Gesquiere Ina, Hens Bart, Van der Schueren Bart, Mols Raf, de Hoon Jan, Lannoo Matthias, Matthys Christophe, Foulon Veerle, Augustijns Patrick
Department of Pharmaceutical and Pharmacological Sciences, KU Leuven, Leuven, Belgium.
Clinical and Experimental Endocrinology, KU Leuven and Department of Endocrinology, University Hospitals Leuven/KU Leuven, Leuven, Belgium.
Br J Clin Pharmacol. 2016 Nov;82(5):1325-1332. doi: 10.1111/bcp.13054. Epub 2016 Jul 25.
Roux-en-Y gastric bypass (RYGB) alters the anatomical structure of the gastrointestinal tract, which can result in alterations in drug disposition. The aim of the present study was to evaluate the oral disposition of two compounds belonging to the Biopharmaceutical Classification System Class II - fenofibrate (bile salt-dependent solubility) and posaconazole (gastric pH-dependent dissolution) - before and after RYGB in the same individuals.
A single-dose pharmacokinetic study with two model compounds - namely, 67 mg fenofibrate (Lipanthyl®) and 400 mg posaconazole (Noxafil®) - was performed in 12 volunteers pre- and post-RYGB. After oral administration, blood samples were collected at different time points up to 48 h after administration.
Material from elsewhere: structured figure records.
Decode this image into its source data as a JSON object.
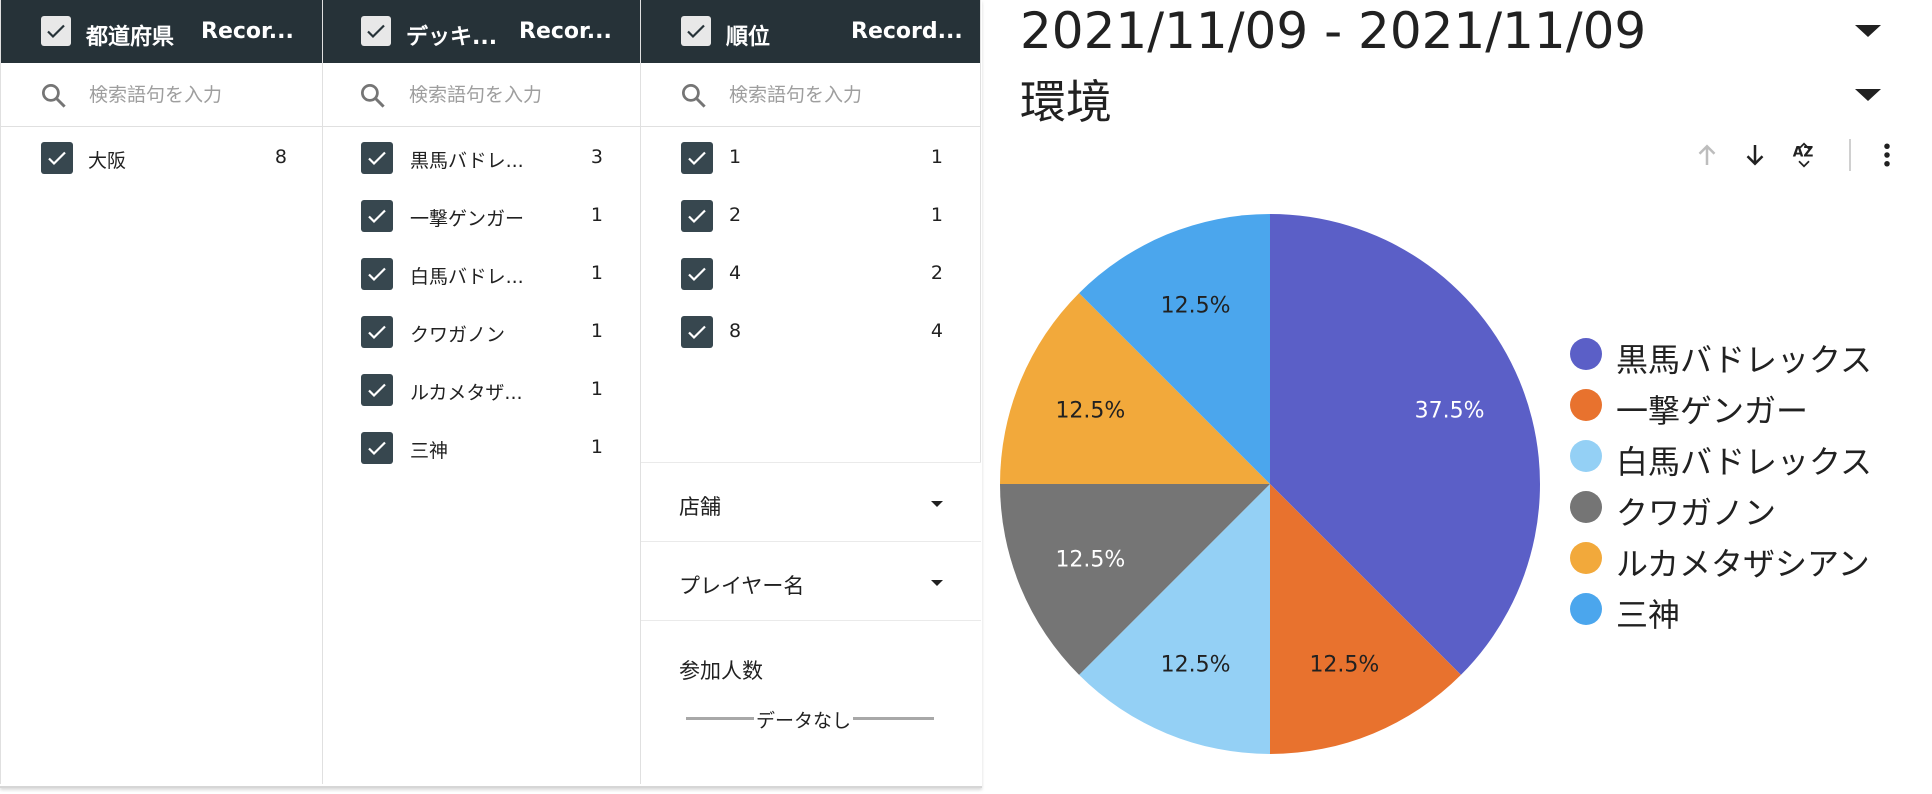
{
  "filters": {
    "prefecture": {
      "title": "都道府県",
      "record_label": "Recor...",
      "search_placeholder": "検索語句を入力",
      "items": [
        {
          "label": "大阪",
          "count": "8"
        }
      ]
    },
    "deck": {
      "title": "デッキ...",
      "record_label": "Recor...",
      "search_placeholder": "検索語句を入力",
      "items": [
        {
          "label": "黒馬バドレ...",
          "count": "3"
        },
        {
          "label": "一撃ゲンガー",
          "count": "1"
        },
        {
          "label": "白馬バドレ...",
          "count": "1"
        },
        {
          "label": "クワガノン",
          "count": "1"
        },
        {
          "label": "ルカメタザ...",
          "count": "1"
        },
        {
          "label": "三神",
          "count": "1"
        }
      ]
    },
    "rank": {
      "title": "順位",
      "record_label": "Record...",
      "search_placeholder": "検索語句を入力",
      "items": [
        {
          "label": "1",
          "count": "1"
        },
        {
          "label": "2",
          "count": "1"
        },
        {
          "label": "4",
          "count": "2"
        },
        {
          "label": "8",
          "count": "4"
        }
      ]
    },
    "store_label": "店舗",
    "player_label": "プレイヤー名",
    "participants_label": "参加人数",
    "no_data_label": "データなし"
  },
  "date_range": "2021/11/09 - 2021/11/09",
  "dimension_label": "環境",
  "toolbar_icons": [
    "sort-ascending-icon",
    "sort-descending-icon",
    "sort-az-icon",
    "more-vert-icon"
  ],
  "chart_data": {
    "type": "pie",
    "categories": [
      "黒馬バドレックス",
      "一撃ゲンガー",
      "白馬バドレックス",
      "クワガノン",
      "ルカメタザシアン",
      "三神"
    ],
    "values": [
      37.5,
      12.5,
      12.5,
      12.5,
      12.5,
      12.5
    ],
    "labels": [
      "37.5%",
      "12.5%",
      "12.5%",
      "12.5%",
      "12.5%",
      "12.5%"
    ],
    "colors": [
      "#5b5fc7",
      "#e8722e",
      "#94d0f5",
      "#757575",
      "#f2a93b",
      "#4ba6ed"
    ],
    "label_colors": [
      "#ffffff",
      "#212121",
      "#212121",
      "#ffffff",
      "#212121",
      "#212121"
    ],
    "legend_position": "right"
  }
}
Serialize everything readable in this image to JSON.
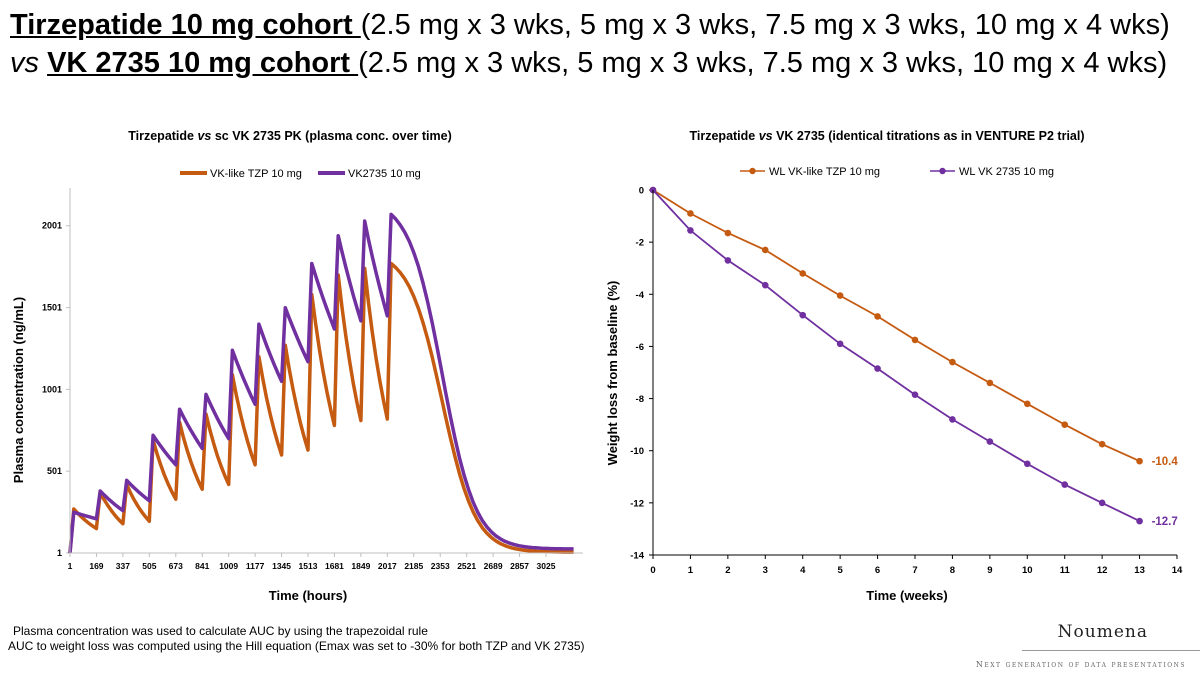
{
  "header": {
    "line1_bold": "Tirzepatide 10 mg cohort ",
    "line1_rest": "(2.5 mg x 3 wks, 5 mg x 3 wks, 7.5 mg x 3 wks, 10 mg x 4 wks)",
    "line2_vs": "vs ",
    "line2_bold": "VK 2735 10 mg cohort ",
    "line2_rest": "(2.5 mg x 3 wks, 5 mg x 3 wks, 7.5 mg x 3 wks, 10 mg x 4 wks)"
  },
  "chart_data": [
    {
      "type": "line",
      "title_pre": "Tirzepatide ",
      "title_vs": "vs",
      "title_post": " sc VK 2735 PK (plasma conc. over time)",
      "xlabel": "Time (hours)",
      "ylabel": "Plasma concentration (ng/mL)",
      "x_ticks": [
        1,
        169,
        337,
        505,
        673,
        841,
        1009,
        1177,
        1345,
        1513,
        1681,
        1849,
        2017,
        2185,
        2353,
        2521,
        2689,
        2857,
        3025
      ],
      "y_ticks": [
        1,
        501,
        1001,
        1501,
        2001
      ],
      "xlim": [
        1,
        3260
      ],
      "ylim": [
        1,
        2201
      ],
      "legend_position": "top",
      "series": [
        {
          "name": "VK-like TZP 10 mg",
          "color": "#C55A11",
          "weekly_peaks": [
            270,
            370,
            420,
            690,
            800,
            850,
            1090,
            1200,
            1270,
            1580,
            1700,
            1740,
            1770
          ],
          "weekly_troughs": [
            150,
            180,
            195,
            330,
            390,
            420,
            540,
            600,
            630,
            780,
            810,
            820
          ],
          "final_trough": 5
        },
        {
          "name": "VK2735 10 mg",
          "color": "#7030A0",
          "weekly_peaks": [
            250,
            380,
            445,
            720,
            880,
            970,
            1240,
            1400,
            1500,
            1770,
            1940,
            2030,
            2070
          ],
          "weekly_troughs": [
            210,
            260,
            320,
            540,
            640,
            700,
            910,
            1050,
            1170,
            1370,
            1420,
            1450
          ],
          "final_trough": 25
        }
      ]
    },
    {
      "type": "line",
      "title_pre": "Tirzepatide ",
      "title_vs": "vs",
      "title_post": " VK 2735 (identical titrations as in VENTURE P2 trial)",
      "xlabel": "Time (weeks)",
      "ylabel": "Weight loss from baseline (%)",
      "x_ticks": [
        0,
        1,
        2,
        3,
        4,
        5,
        6,
        7,
        8,
        9,
        10,
        11,
        12,
        13,
        14
      ],
      "y_ticks": [
        0,
        -2,
        -4,
        -6,
        -8,
        -10,
        -12,
        -14
      ],
      "xlim": [
        0,
        14
      ],
      "ylim": [
        -14,
        0
      ],
      "legend_position": "top",
      "x": [
        0,
        1,
        2,
        3,
        4,
        5,
        6,
        7,
        8,
        9,
        10,
        11,
        12,
        13
      ],
      "series": [
        {
          "name": "WL VK-like TZP 10 mg",
          "color": "#C55A11",
          "values": [
            0,
            -0.9,
            -1.65,
            -2.3,
            -3.2,
            -4.05,
            -4.85,
            -5.75,
            -6.6,
            -7.4,
            -8.2,
            -9.0,
            -9.75,
            -10.4
          ],
          "end_label": "-10.4"
        },
        {
          "name": "WL VK 2735 10 mg",
          "color": "#7030A0",
          "values": [
            0,
            -1.55,
            -2.7,
            -3.65,
            -4.8,
            -5.9,
            -6.85,
            -7.85,
            -8.8,
            -9.65,
            -10.5,
            -11.3,
            -12.0,
            -12.7
          ],
          "end_label": "-12.7"
        }
      ]
    }
  ],
  "footnotes": [
    "Plasma concentration was used to calculate AUC by using the trapezoidal rule",
    "AUC to weight loss was computed using the Hill equation (Emax was set to -30% for both TZP and VK 2735)"
  ],
  "brand": {
    "name": "Noumena",
    "tagline": "Next generation of data presentations"
  }
}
Plasma concentrations were determined by high-performance liquid chromatography in order to calculate the area under the concentration-time curve up to 48 h (AUC ), the peak plasma concentration (C and the time to reach peak concentration (T ).
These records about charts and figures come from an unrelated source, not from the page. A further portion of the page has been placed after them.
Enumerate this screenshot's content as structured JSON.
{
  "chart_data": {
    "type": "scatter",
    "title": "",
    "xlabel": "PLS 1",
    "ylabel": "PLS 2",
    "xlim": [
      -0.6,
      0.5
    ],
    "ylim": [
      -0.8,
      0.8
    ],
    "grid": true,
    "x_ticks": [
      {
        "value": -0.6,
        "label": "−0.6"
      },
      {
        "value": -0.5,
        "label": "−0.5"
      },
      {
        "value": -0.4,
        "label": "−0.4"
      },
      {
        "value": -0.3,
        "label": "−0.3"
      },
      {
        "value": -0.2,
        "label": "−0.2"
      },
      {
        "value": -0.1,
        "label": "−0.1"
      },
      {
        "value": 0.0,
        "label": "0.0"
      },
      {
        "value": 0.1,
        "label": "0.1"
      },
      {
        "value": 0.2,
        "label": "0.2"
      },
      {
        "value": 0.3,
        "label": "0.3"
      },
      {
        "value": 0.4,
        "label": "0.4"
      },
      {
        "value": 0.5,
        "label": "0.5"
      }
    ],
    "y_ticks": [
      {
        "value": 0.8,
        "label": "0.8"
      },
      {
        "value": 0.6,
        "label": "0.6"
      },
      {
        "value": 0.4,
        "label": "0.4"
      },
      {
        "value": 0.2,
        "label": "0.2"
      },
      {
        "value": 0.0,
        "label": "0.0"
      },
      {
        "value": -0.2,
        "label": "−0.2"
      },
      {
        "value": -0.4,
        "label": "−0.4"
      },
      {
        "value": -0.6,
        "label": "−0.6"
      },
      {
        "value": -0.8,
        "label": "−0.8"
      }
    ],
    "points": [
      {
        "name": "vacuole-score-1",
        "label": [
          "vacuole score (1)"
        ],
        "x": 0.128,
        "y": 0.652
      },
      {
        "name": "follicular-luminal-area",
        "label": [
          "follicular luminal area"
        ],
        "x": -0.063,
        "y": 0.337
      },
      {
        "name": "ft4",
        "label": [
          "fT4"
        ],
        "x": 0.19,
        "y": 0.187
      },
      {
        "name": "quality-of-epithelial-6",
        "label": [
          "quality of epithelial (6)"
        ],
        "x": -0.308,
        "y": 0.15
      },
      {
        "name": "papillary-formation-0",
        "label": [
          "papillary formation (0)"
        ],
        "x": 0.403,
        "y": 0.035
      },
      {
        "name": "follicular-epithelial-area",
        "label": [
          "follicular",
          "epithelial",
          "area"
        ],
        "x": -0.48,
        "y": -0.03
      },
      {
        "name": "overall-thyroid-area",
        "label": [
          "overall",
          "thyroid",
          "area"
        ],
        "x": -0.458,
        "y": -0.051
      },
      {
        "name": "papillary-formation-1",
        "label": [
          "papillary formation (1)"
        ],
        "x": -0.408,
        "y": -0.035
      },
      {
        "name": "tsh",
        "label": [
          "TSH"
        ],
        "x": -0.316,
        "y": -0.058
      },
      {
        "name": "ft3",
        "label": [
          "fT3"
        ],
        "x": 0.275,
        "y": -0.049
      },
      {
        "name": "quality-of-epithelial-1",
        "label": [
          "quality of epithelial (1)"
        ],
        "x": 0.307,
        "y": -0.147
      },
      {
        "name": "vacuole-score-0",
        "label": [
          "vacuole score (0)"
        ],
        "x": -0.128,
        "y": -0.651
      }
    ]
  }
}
After administration of fenofibrate, no relevant differences in AUC , C and T between the pre- and postoperative setting were observed. The geometric mean of the ratio of AUC post/pre-RYGB for fenofibrate was 1.10 [95% confidence interval (CI) 0.87, 1.40; P = 0.40]. For posaconazole, an important decrease in AUC and C following RYGB was shown; the geometric mean of the AUC post/pre-RYGB ratio was 0.68 (95% CI 0.48, 0.96; P = 0.03) and the geometric mean of the C pre/post-RYGB ratio was 0.60 (95% CI 0.39, 0.94; P = 0.03). The decreased exposure of posaconazole could be explained by the increased gastric pH and accelerated gastric emptying of fluids post-RYGB. No difference for T was observed.
The disposition of fenofibrate was not altered after RYGB, whereas the oral disposition of posaconazole was significantly decreased following RYGB.
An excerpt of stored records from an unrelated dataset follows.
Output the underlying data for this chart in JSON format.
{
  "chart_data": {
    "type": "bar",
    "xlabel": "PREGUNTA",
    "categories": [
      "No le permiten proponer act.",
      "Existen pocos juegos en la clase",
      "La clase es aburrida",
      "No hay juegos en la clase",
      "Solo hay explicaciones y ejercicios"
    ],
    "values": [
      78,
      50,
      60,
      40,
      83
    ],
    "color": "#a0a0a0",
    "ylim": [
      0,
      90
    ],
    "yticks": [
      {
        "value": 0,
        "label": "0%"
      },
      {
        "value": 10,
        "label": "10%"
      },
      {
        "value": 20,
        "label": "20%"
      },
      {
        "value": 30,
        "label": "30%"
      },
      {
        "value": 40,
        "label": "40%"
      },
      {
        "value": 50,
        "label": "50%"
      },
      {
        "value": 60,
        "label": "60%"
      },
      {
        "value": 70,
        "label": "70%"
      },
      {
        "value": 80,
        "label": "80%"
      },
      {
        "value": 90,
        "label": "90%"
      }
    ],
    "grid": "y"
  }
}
Roux-en-Y胃旁路术(RYGB)改变了胃肠道的解剖结构,这可能导致药物处置的改变。本研究的目的是评估在同一受试者中,RYGB术前和术后属于生物药剂学分类系统II类的两种化合物——非诺贝特(胆汁盐依赖性溶解度)和泊沙康唑(胃pH依赖性溶解)的口服处置情况。
对12名志愿者在RYGB术前和术后进行了两种模型化合物——即67毫克非诺贝特(力平之®)和400毫克泊沙康唑(诺科飞®)的单剂量药代动力学研究。口服给药后,在给药后长达48小时的不同时间点采集血样。通过高效液相色谱法测定血浆浓度,以计算至48小时的浓度-时间曲线下面积(AUC)、血浆峰浓度(C)和达峰时间(T)。
服用非诺贝特后,术前和术后的AUC、C和T未观察到相关差异。非诺贝特RYGB术后与术前AUC比值的几何均值为1.10 [95%置信区间(CI)为0.87, 1.40;P = 0.40]。对于泊沙康唑,RYGB术后AUC和C显著降低;RYGB术后与术前AUC比值的几何均值为0.68(95%CI为0.48, 0.96;P = 0.03),RYGB术后与术前C比值的几何均值为0.60(95%CI为0.39, 0.94;P = 0.03)。泊沙康唑暴露量降低可归因于RYGB术后胃pH值升高和胃内液体排空加速。T未观察到差异。
RYGB术后非诺贝特的处置未改变,而RYGB术后泊沙康唑的口服处置显著降低。